I certainly hope designer Richard Dennis has plenty of extra scenery stashed away somewhere on the Sundance Resort property.

As Mama Rose, a woman obsessed with turning her children into vaudeville stars, Karen Mason literally chews up the scenery.Some shows merely have performances. Sundance's "Gypsy," directed with consummate skill by Damien Gray, has what can only be described as knock-out bravura performances.

Gray has taken one of Broadway's sturdiest show-biz musicals and added several ingenius theatrical touches. His greatest coup, though, was luring Mason - who previously played Norma Desmond in "Sunset Boulevard" - to spend the summer in Utah playing one of the world's most notorious stage mothers.

Unlike Ethel Merman and Rosalind Russell, probably two of the best-known Roses, Mason is far closer to the real McCoy. (In real life, Rose Hovick was only in her 20s when she took her daughters, June and Louise, out on the American vaudeville circuit.) And Mason, who is slender and gorgeous, appears much more vulnerable than big and brassy Merman, creating a decidedly more sympathetic Mama.

"I hope you know what you're doing," a stage technician tells Rose near the end of the show, when she's caught up in the frenzy of Louise's first - and career-changing - solo performance at a rundown burlesque theater.

Actually, Rose has known for years exactly what she's doing.

Mason is surrounded by a stageful of superb, talented performers - notably Amy Ashworth Barrus as grown-up Louise, Ashley Jarrett as June, guest Equity artist Jeff Austin as Herbie and fleet-footed Taaga James (T.J.) Young as Tulsa. The latter is the lad who dares to defy Rose by not only leaving the act, but when he sings "All I Need Is the Girl," the girl he has in mind is Dainty June.

One of the show's most poignant moments is lonely Baby Louise singing "Little Lamb."

Among Gray's best touches is utilizing just one gifted player, John-David Keller, in multiple roles as the men in Rose's life. From hilariously portly Uncle Jocko to hotel proprietor Mr. Kringelein to Broadway booker Mr. Goldstone and even Rose's retired railroader father and a variety of others, the only attire he changes from role to role is his hats.

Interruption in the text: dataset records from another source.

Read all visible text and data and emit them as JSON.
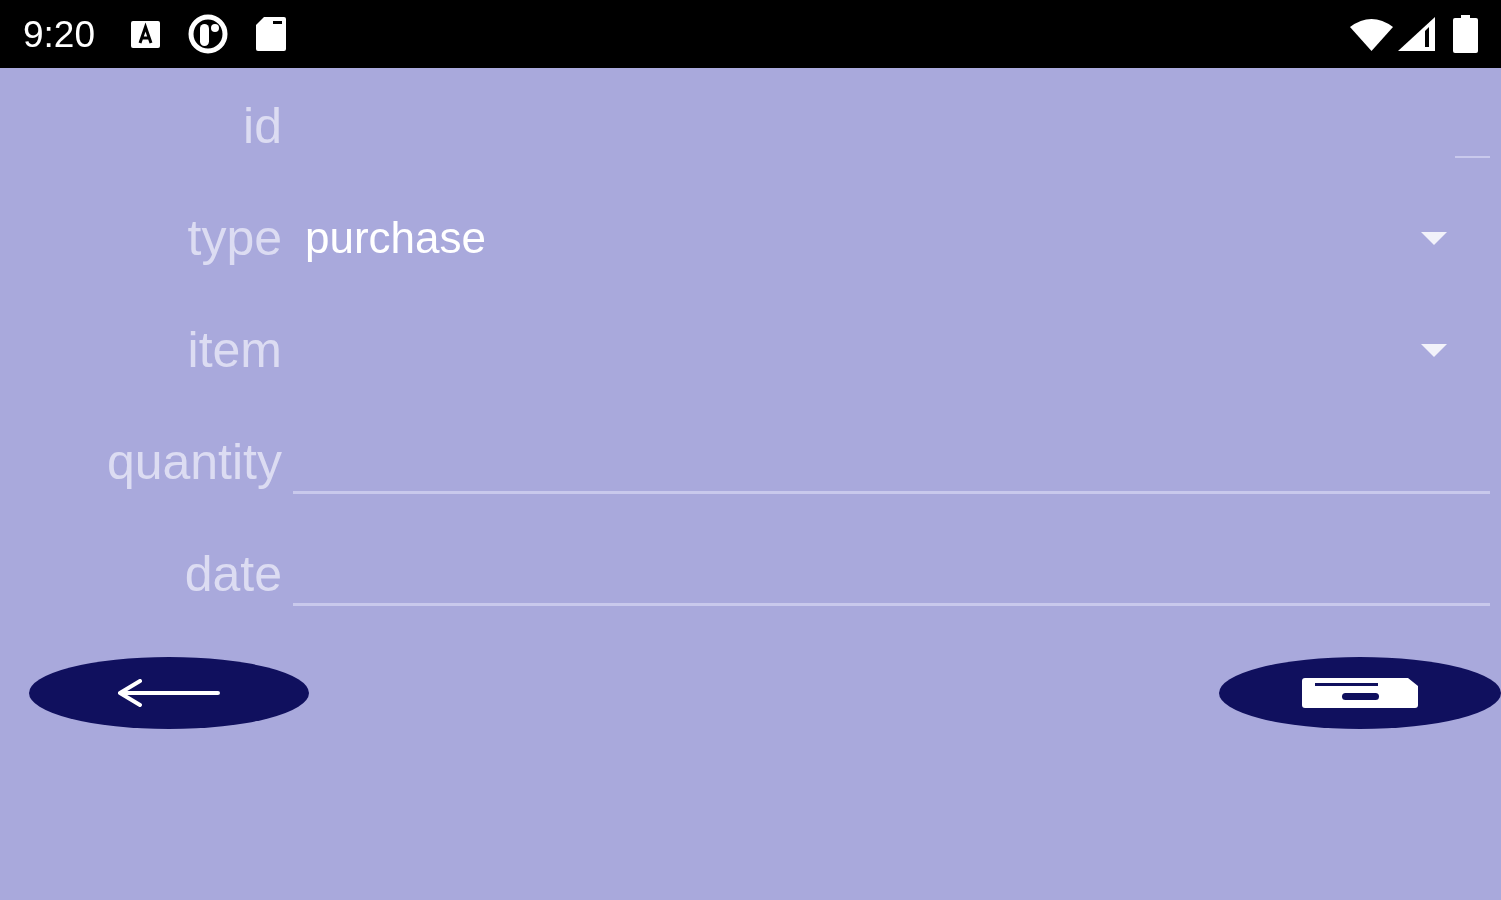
{
  "status_bar": {
    "time": "9:20"
  },
  "form": {
    "fields": [
      {
        "label": "id",
        "kind": "short_input"
      },
      {
        "label": "type",
        "kind": "dropdown",
        "value": "purchase"
      },
      {
        "label": "item",
        "kind": "dropdown"
      },
      {
        "label": "quantity",
        "kind": "input"
      },
      {
        "label": "date",
        "kind": "input"
      }
    ]
  }
}
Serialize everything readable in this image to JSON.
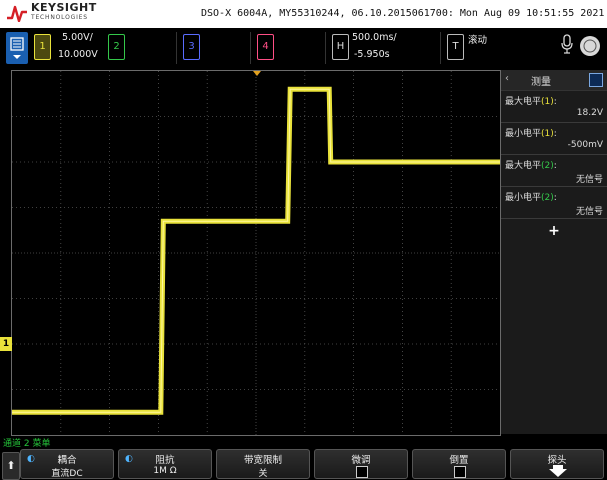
{
  "header": {
    "brand": "KEYSIGHT",
    "brand_sub": "TECHNOLOGIES",
    "device_line": "DSO-X 6004A, MY55310244, 06.10.2015061700: Mon Aug 09 10:51:55 2021"
  },
  "channels": [
    {
      "num": "1",
      "scale": "5.00V/",
      "offset": "10.000V",
      "color": "#e9e23b"
    },
    {
      "num": "2",
      "color": "#34c84a"
    },
    {
      "num": "3",
      "color": "#5a6cff"
    },
    {
      "num": "4",
      "color": "#ff4f86"
    }
  ],
  "horizontal": {
    "key": "H",
    "scale": "500.0ms/",
    "delay": "-5.950s"
  },
  "trigger": {
    "key": "T",
    "mode": "滚动"
  },
  "marker": {
    "ch1_ground": "1"
  },
  "measurements": {
    "title": "测量",
    "items": [
      {
        "label": "最大电平",
        "source": "(1)",
        "source_channel": 1,
        "value": "18.2V"
      },
      {
        "label": "最小电平",
        "source": "(1)",
        "source_channel": 1,
        "value": "-500mV"
      },
      {
        "label": "最大电平",
        "source": "(2)",
        "source_channel": 2,
        "value": "无信号"
      },
      {
        "label": "最小电平",
        "source": "(2)",
        "source_channel": 2,
        "value": "无信号"
      }
    ],
    "add_label": "+"
  },
  "menu_title": "通道 2 菜单",
  "softkeys": [
    {
      "label": "耦合",
      "value": "直流DC",
      "type": "value",
      "knob": true
    },
    {
      "label": "阻抗",
      "value": "1M Ω",
      "type": "value",
      "knob": true
    },
    {
      "label": "带宽限制",
      "value": "关",
      "type": "value"
    },
    {
      "label": "微调",
      "type": "check"
    },
    {
      "label": "倒置",
      "type": "check"
    },
    {
      "label": "探头",
      "type": "arrow"
    }
  ],
  "colors": {
    "trace": "#e9e23b",
    "grid": "#555555",
    "menu": "#25c53a"
  },
  "waveform": {
    "steps": [
      {
        "t_from": 0.0,
        "t_to": 0.305,
        "level": 0.5
      },
      {
        "t_from": 0.31,
        "t_to": 0.565,
        "level": 4.7
      },
      {
        "t_from": 0.57,
        "t_to": 0.65,
        "level": 7.6
      },
      {
        "t_from": 0.653,
        "t_to": 1.0,
        "level": 6.0
      }
    ]
  }
}
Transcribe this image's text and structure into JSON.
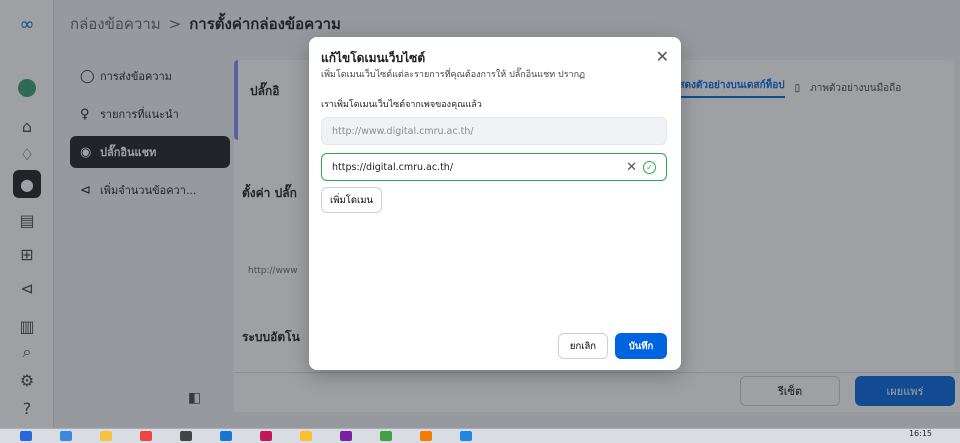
{
  "topbar": {
    "crumb_parent": "กล่องข้อความ",
    "crumb_separator": ">",
    "crumb_current": "การตั้งค่ากล่องข้อความ"
  },
  "subnav": {
    "items": [
      {
        "label": "การส่งข้อความ",
        "icon": "chat-bubble-icon"
      },
      {
        "label": "รายการที่แนะนำ",
        "icon": "lightbulb-icon"
      },
      {
        "label": "ปลั๊กอินแชท",
        "icon": "messenger-icon"
      },
      {
        "label": "เพิ่มจำนวนข้อควา...",
        "icon": "megaphone-icon"
      }
    ]
  },
  "background": {
    "plugin_heading_partial": "ปลั๊กอิ",
    "setup_heading_partial": "ตั้งค่า ปลั๊ก",
    "auto_heading_partial": "ระบบอัตโน",
    "url_partial": "http://www",
    "tab_desktop": "แสดงตัวอย่างบนเดสก์ท็อป",
    "tab_mobile": "ภาพตัวอย่างบนมือถือ",
    "reset_label": "รีเซ็ต",
    "publish_label": "เผยแพร่"
  },
  "modal": {
    "title": "แก้ไขโดเมนเว็บไซต์",
    "description": "เพิ่มโดเมนเว็บไซต์แต่ละรายการที่คุณต้องการให้ ปลั๊กอินแชท ปรากฏ",
    "lead": "เราเพิ่มโดเมนเว็บไซต์จากเพจของคุณแล้ว",
    "existing_domain": "http://www.digital.cmru.ac.th/",
    "new_domain_value": "https://digital.cmru.ac.th/",
    "add_domain_label": "เพิ่มโดเมน",
    "cancel_label": "ยกเลิก",
    "save_label": "บันทึก"
  },
  "taskbar": {
    "time": "16:15"
  }
}
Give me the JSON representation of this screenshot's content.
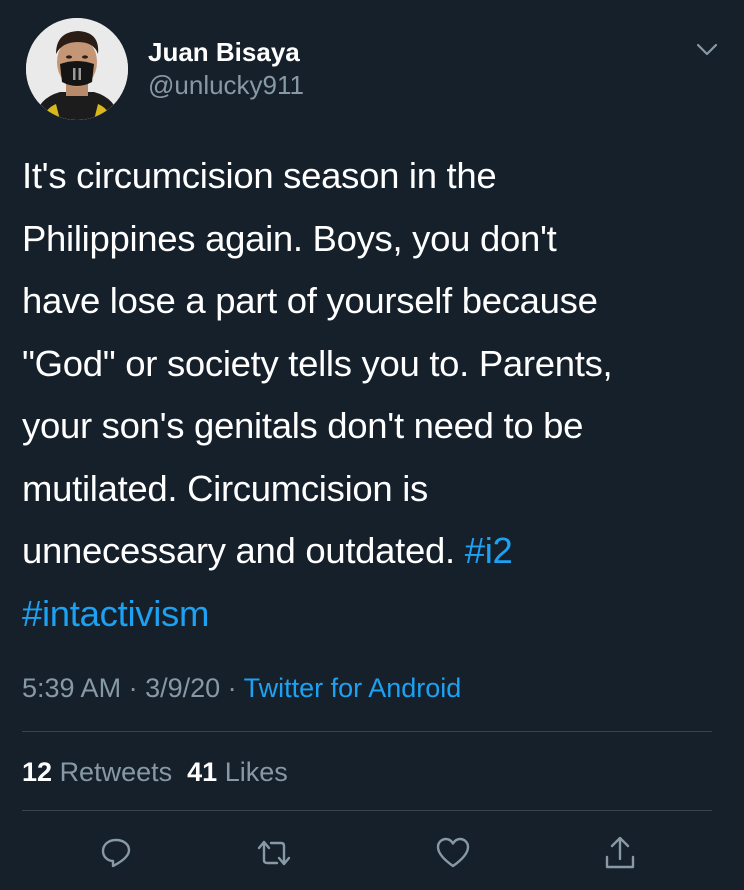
{
  "user": {
    "display_name": "Juan Bisaya",
    "handle": "@unlucky911"
  },
  "tweet": {
    "lines": [
      "It's circumcision season in the",
      "Philippines again. Boys, you don't",
      "have lose a part of yourself because",
      "\"God\" or society tells you to. Parents,",
      "your son's genitals don't need to be",
      "mutilated. Circumcision is",
      "unnecessary and outdated. "
    ],
    "hashtag_1": "#i2",
    "hashtag_2": "#intactivism"
  },
  "meta": {
    "time": "5:39 AM",
    "sep1": " · ",
    "date": "3/9/20",
    "sep2": " · ",
    "source": "Twitter for Android"
  },
  "stats": {
    "retweets_count": "12",
    "retweets_label": "Retweets",
    "likes_count": "41",
    "likes_label": "Likes"
  },
  "actions": {
    "reply_icon": "reply-icon",
    "retweet_icon": "retweet-icon",
    "like_icon": "heart-icon",
    "share_icon": "share-icon"
  },
  "colors": {
    "background": "#15202b",
    "text_primary": "#ffffff",
    "text_secondary": "#8899a6",
    "accent": "#1da1f2",
    "divider": "#38444d"
  }
}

Other major performers include Adinah Alexander, who does triple-duty as not only Mazeppa (the stripper who'll "bump it with a trumpet") and Miss Cratchitt, secretary to the Ziegfeldian Mr. Grantsinger, but as an on-stage stage manager as well; Susan Hatfield as Tessie Tura, Teresa Bramwell as Electra and Laura Meuleman and Natalie Bradshaw as, respectively, Baby Louise and Baby June (the children's roles are double-cast).

Ryan T. Murphy leads the finely honed 16-piece live orchestra.

Keely Garfield's choreography maintained the show's appropriate vaudevillian look (and the burlesque numbers were handled quite tastefully).

James Scott's costumes, David Finn's lighting, Joseph S. Anderson's sound, Jennifer Rice-Llewelyn's hair designs and Richard Dennis' aforementioned scenery were all right on target.

Dennis deserves extra kudos for designing scenery that worked exceptionally well, considering the outdoor Eccles Stage's limitations.

Opening night included brief remarks by Robert Redford, who noted anecdotes from the Sundance Theatre's early years, and was bookended by receptions attended by Erik Lee Preminger, the son of Gypsy Rose Lee and filmmaker Otto Preminger, who returned on Sunday to present a compilation of his mother's home movies (see related story below).

- Sensitivity rating: Overall, this is a "family musical" about a dysfunctional family. There's nothing offensive. But it's a little long for younger children. Bring blankets and jackets. The benches are hard and the night air is chilly.